Wednesday, February 13, 2013

Review:Empire(In Her Name:Redemption) by Michael Hicks



Empire(In Her Name:Redemption) by Michael Hicks

I received this book free and what a bargain. This book reminded me of C.J. Cherryh's Faded Sun series. Mix that with James Clavell's Shogun (I have only seen the mini series- not read book). And an eerie shades of William Golding's Lord of the Flies.

We first meet Reza as a seven year old whose parents are fighting a deadly battle against the Kreelan's. The safe place where he had been was under attack and he came looking for his parents. He arrives in time to witness their death at the hand of a Kreelan priestess and he expects to die and strikes out with a knife slashing the Kreelan's face. Rather than killing him, the Kreelan uses her claw to mark his face in an identical fashion.

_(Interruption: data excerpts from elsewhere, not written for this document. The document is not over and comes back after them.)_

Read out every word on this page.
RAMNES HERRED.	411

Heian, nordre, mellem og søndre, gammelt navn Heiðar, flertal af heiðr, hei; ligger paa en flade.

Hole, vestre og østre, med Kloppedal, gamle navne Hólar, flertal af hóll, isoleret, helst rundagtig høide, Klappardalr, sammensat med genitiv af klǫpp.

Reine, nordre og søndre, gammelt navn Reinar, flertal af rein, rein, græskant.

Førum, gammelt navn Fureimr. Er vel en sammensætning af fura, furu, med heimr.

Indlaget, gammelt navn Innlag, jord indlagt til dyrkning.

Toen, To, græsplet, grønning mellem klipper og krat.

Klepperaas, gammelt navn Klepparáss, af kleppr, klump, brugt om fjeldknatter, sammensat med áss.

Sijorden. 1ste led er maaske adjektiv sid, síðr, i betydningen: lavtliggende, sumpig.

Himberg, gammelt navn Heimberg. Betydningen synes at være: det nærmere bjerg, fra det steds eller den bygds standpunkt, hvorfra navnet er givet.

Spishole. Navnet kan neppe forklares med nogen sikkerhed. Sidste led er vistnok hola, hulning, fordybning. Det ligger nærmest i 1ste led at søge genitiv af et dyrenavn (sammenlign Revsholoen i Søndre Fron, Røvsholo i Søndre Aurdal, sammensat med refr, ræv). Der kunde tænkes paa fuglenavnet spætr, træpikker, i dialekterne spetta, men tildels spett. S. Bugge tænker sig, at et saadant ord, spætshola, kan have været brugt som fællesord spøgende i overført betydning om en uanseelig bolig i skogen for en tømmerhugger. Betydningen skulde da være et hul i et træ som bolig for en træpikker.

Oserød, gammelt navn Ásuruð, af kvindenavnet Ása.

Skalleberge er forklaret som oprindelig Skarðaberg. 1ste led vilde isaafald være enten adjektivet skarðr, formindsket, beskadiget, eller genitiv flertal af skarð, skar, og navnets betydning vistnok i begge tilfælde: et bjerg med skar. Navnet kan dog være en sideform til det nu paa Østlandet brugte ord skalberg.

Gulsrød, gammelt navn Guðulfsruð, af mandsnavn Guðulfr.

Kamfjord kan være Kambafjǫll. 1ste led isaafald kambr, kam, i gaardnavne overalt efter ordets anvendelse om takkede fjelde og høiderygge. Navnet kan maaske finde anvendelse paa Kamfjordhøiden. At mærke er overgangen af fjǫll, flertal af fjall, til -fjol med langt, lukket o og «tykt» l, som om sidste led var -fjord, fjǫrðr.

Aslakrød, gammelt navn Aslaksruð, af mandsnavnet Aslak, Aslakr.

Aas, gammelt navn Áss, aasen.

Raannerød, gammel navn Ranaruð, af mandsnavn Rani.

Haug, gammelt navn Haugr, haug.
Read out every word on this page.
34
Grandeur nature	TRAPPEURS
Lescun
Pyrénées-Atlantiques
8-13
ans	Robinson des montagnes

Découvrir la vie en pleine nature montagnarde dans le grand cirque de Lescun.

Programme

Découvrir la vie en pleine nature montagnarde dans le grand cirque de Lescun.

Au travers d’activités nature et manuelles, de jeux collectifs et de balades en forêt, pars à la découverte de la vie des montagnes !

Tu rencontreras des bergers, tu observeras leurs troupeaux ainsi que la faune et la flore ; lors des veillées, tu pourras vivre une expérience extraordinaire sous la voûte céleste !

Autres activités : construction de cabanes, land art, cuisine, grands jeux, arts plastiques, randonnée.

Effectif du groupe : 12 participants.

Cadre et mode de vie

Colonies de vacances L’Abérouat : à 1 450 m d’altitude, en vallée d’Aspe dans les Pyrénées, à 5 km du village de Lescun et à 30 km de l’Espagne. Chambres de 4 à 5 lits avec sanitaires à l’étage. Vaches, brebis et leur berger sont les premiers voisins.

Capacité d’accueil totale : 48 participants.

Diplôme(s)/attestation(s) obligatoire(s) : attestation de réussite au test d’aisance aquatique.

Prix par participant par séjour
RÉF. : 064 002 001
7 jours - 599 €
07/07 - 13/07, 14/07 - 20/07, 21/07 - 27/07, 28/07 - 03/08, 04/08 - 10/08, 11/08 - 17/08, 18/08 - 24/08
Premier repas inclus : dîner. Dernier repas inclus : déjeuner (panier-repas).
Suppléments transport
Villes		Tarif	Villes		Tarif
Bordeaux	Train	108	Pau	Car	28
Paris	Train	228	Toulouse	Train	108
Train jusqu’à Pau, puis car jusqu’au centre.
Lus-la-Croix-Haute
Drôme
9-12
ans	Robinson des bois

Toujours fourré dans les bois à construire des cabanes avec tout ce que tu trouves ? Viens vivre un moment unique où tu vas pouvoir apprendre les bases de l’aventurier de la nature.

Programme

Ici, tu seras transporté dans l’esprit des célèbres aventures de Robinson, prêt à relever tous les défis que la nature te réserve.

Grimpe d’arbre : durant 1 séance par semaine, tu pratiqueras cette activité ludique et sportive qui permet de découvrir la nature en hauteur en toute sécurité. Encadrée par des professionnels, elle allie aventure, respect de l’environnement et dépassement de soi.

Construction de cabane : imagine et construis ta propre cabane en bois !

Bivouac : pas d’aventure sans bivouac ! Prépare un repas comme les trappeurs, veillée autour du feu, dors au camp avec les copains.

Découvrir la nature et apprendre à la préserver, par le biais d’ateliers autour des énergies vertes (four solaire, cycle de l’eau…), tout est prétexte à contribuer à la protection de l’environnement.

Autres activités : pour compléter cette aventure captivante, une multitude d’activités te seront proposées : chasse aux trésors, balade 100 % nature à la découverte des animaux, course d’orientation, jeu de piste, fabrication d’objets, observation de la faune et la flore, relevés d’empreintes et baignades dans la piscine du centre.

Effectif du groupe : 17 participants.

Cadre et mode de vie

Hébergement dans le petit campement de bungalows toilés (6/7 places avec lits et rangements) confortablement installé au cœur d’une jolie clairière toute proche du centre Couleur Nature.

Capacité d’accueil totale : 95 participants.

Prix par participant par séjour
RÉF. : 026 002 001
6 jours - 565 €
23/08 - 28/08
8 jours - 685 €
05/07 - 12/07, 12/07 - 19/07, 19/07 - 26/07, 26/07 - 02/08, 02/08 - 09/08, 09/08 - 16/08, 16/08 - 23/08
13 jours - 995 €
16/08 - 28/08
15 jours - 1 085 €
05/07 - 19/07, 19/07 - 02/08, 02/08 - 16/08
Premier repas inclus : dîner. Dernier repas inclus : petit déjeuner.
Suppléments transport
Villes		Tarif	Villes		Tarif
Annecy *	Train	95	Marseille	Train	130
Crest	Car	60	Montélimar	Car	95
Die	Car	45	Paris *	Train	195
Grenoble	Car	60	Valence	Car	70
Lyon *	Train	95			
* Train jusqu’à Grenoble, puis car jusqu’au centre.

A few year later Reza is at an orphanage on a world full of orphans. He's younger than some, but has become a leader of house 48 by force of character. Here we see the shades of Lord of the Flies when an evil warden, Muldoon, attempts to rape a new arrival,Nichol. Reza steps in and immediately all the other children gather round. It gets a bit tense before diffusing, but it looked as though these kids might be willing to do more than complain.

Reza seems to fall for Nichol though she seems to treat him like a brother. She is older and is able to soon leave the orphan world to join the military, much to Reza's joy and dismay. She leaves in time to escape the destruction of the planet, by the Kreelans. For a change, the Kreelans take captives of the children and Reza is almost disposed of, because he does not fall in the given criteria. Out of curiosity the priestess, Tesh-Dar, checks this captive slated for disposal and finds the scar, which matches her own scar. She chooses to include him into the experiment in which the Kreelans attempt to discern if the humans(animals) might have souls. (Soul is something they can feel between each other in the blood)

Taken to one of the Kreelan home-worlds Reza is treated like a pet housed and fed and eventually trained in the Kreelan Way by Esah-Zhurah. He eventually will be the only of the experiment who survives, perhaps because his will and determination match Esah-Zurah's. Predictably this animosity between them will eventually lead to their growing close.

There is an enormous amount of world building packed into this book. And though it seems strange and alien that the Kreelan's can have such advanced technology and yet seem so savage at times, it is a good thing in that we are, after all, talking about aliens. Though it almost seems that parts of the story are slow and ponderous, it does give one the illusion of the time needed to pass for many of Reza's values and attitude to change realistically.

There are predictable elements, but still a lot of surprises and though things often come close to what I suspect; they often suddenly veer off in a different direction that logically fits the plot and the characters.

It almost becomes a story that could be as tragic as Romeo and Juliet.

After concluding the story I purchased the two other books that follow, and will definitely make time to read them.

Every science fiction and fantasy reader should find something good to take out of this book. I'm expecting a lot out of the next two books.